As my friend and I strolled the grounds, and drove around in his pick-up truck, we had the chance to talk about the ins and outs of life in the military. He spent over a year in Iraq, so I give a good deal of credence to his perspective and insights. As the war on terror progresses amid both great losses and notable victories it is not surprising that, within the nation, debate over the particulars of the mission have emerged as a popular topic to toss back and forth. The phrase “We support the troops, but not the mission” has become common parlance among those on the left as they seek to whip-up support for an end to US participation in Iraq. As they see it, this comfortable middle ground allows them to offer lip service to the troops, who are widely lauded by the general public, and still maintain their traditional pacifist ideology. I wanted to understand what kind of impression this rallying cry made on the American soldier and, given my friend's full-immersion into the harsh realities of war, I considered him preeminently qualified to speak for his peers. He told me in no uncertain terms that the “we support the troops but…” catchphrase is empty and means nothing. “Someone who says that they support us but not our mission really does not support us because, deep down, they have no reason for seeing us succeed.” It made a good deal of sense to me. Supporting someone implies that one approves of what another is doing, especially if that person is putting his life on the line. For example, in the political world if I support candidate X, wouldn't that mean that I believe in what he’s doing and I hope he succeeds in his campaign? It would be patently ludicrous to say that I support him yet not his objective.
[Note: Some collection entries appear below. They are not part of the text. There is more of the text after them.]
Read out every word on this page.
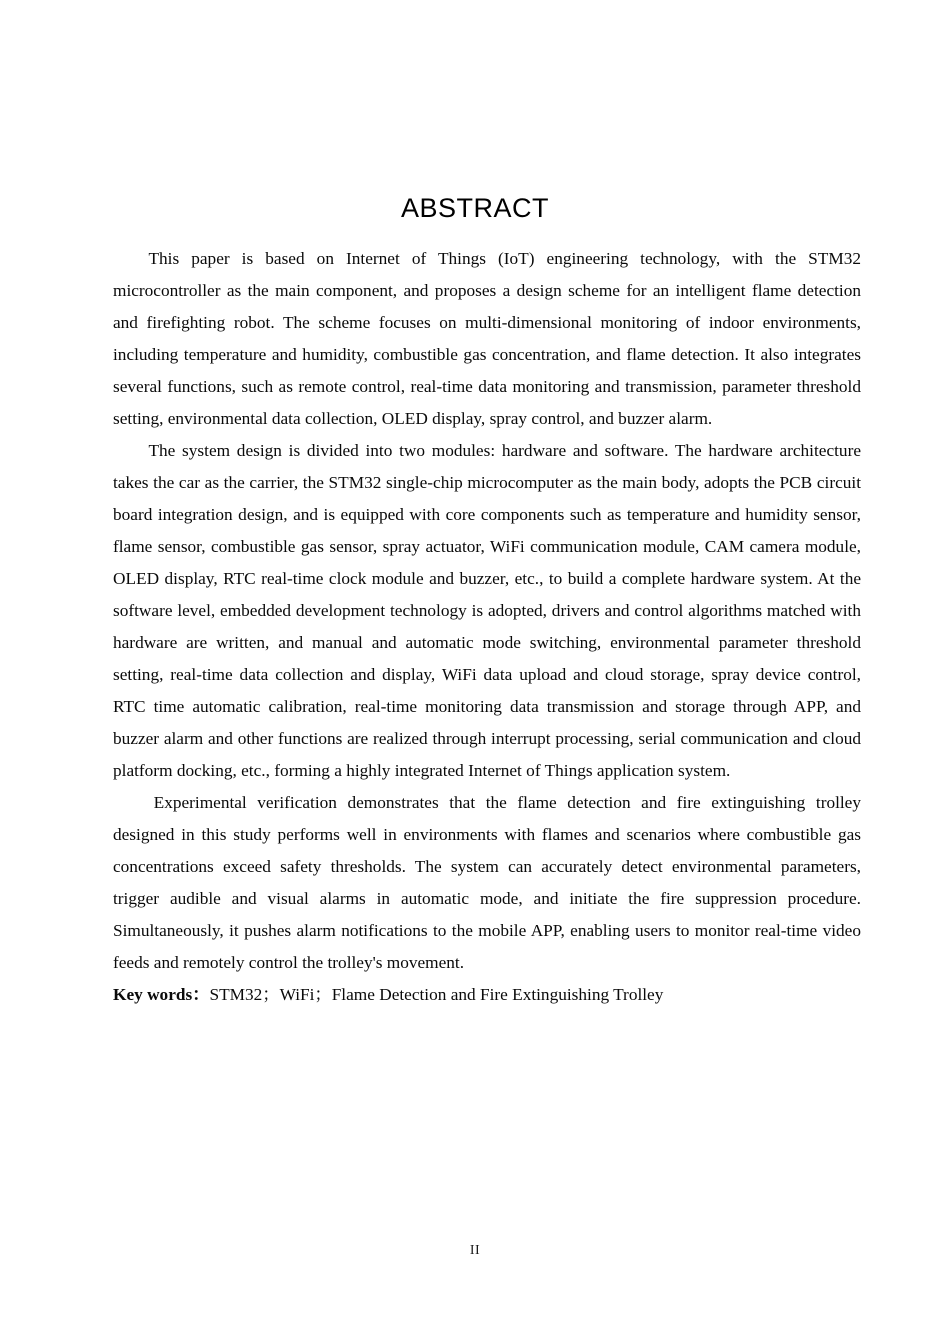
ABSTRACT

This paper is based on Internet of Things (IoT) engineering technology, with the STM32 microcontroller as the main component, and proposes a design scheme for an intelligent flame detection and firefighting robot. The scheme focuses on multi-dimensional monitoring of indoor environments, including temperature and humidity, combustible gas concentration, and flame detection. It also integrates several functions, such as remote control, real-time data monitoring and transmission, parameter threshold setting, environmental data collection, OLED display, spray control, and buzzer alarm.

The system design is divided into two modules: hardware and software. The hardware architecture takes the car as the carrier, the STM32 single-chip microcomputer as the main body, adopts the PCB circuit board integration design, and is equipped with core components such as temperature and humidity sensor, flame sensor, combustible gas sensor, spray actuator, WiFi communication module, CAM camera module, OLED display, RTC real-time clock module and buzzer, etc., to build a complete hardware system. At the software level, embedded development technology is adopted, drivers and control algorithms matched with hardware are written, and manual and automatic mode switching, environmental parameter threshold setting, real-time data collection and display, WiFi data upload and cloud storage, spray device control, RTC time automatic calibration, real-time monitoring data transmission and storage through APP, and buzzer alarm and other functions are realized through interrupt processing, serial communication and cloud platform docking, etc., forming a highly integrated Internet of Things application system.

Experimental verification demonstrates that the flame detection and fire extinguishing trolley designed in this study performs well in environments with flames and scenarios where combustible gas concentrations exceed safety thresholds. The system can accurately detect environmental parameters, trigger audible and visual alarms in automatic mode, and initiate the fire suppression procedure. Simultaneously, it pushes alarm notifications to the mobile APP, enabling users to monitor real-time video feeds and remotely control the trolley's movement.

Key words：STM32；WiFi；Flame Detection and Fire Extinguishing Trolley

II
The truth of the matter is that, even in certain circles of well-intentioned Christians, there exists a deep-seated hostility toward the military. This hostility and suspicion is generally rooted in a clouded understanding of the Church’s 1,500 year-old just-war teaching and, even more troubling, a general naïveté about the human condition itself. A limited war conducted within the strict parameter of the just-war doctrine is too often muddled together with cold-blooded murder. At the very heart of the Church’s just war teaching is that, occasionally, force must be wielded to reestablish peace and justice when they have been violated by evil men. There’s a particular arrogance about modern man’s tendency to believe, such is the state of our enlightenment in this new age that we no longer have the need to resort to brutish arms. Physical combat is somehow impugned as something antiquated, uncivilized, etc. "Dialogue" has become the magic wand to resolve all our problems. Understandably traumatized by the horrors of the numerous wars waged in their backyard, most Europeans, (Romano Prodi comes to mind), are now virtually default pacifists and subsequently question the very relevance of even the possibility of waging a limited war. The irony is that it is precisely because arms were taken up in the past in Europe that Europeans are free to pontificate against them today. It is precisely because the United States intervened in the blood baths of European wars that Europeans today can sit on their soap boxes, chastising American intervention elsewhere. Fortunately, Americans see things differently. I’ve always been impressed with the stark realism that distinguishes the United States, together with the UK and Poland, from many of the nations of the world.
George Orwell once wrote, “We sleep safely because rough men stand ready in the night to visit violence on those would seek to do us harm.” That “rough men” may scare an effete, culture bewitched by political correctness shouldn’t blur the plain-as-day truth that it is just these men who stand as well-anchored shields fending off tyranny’s relentless onslaught on Western civilization.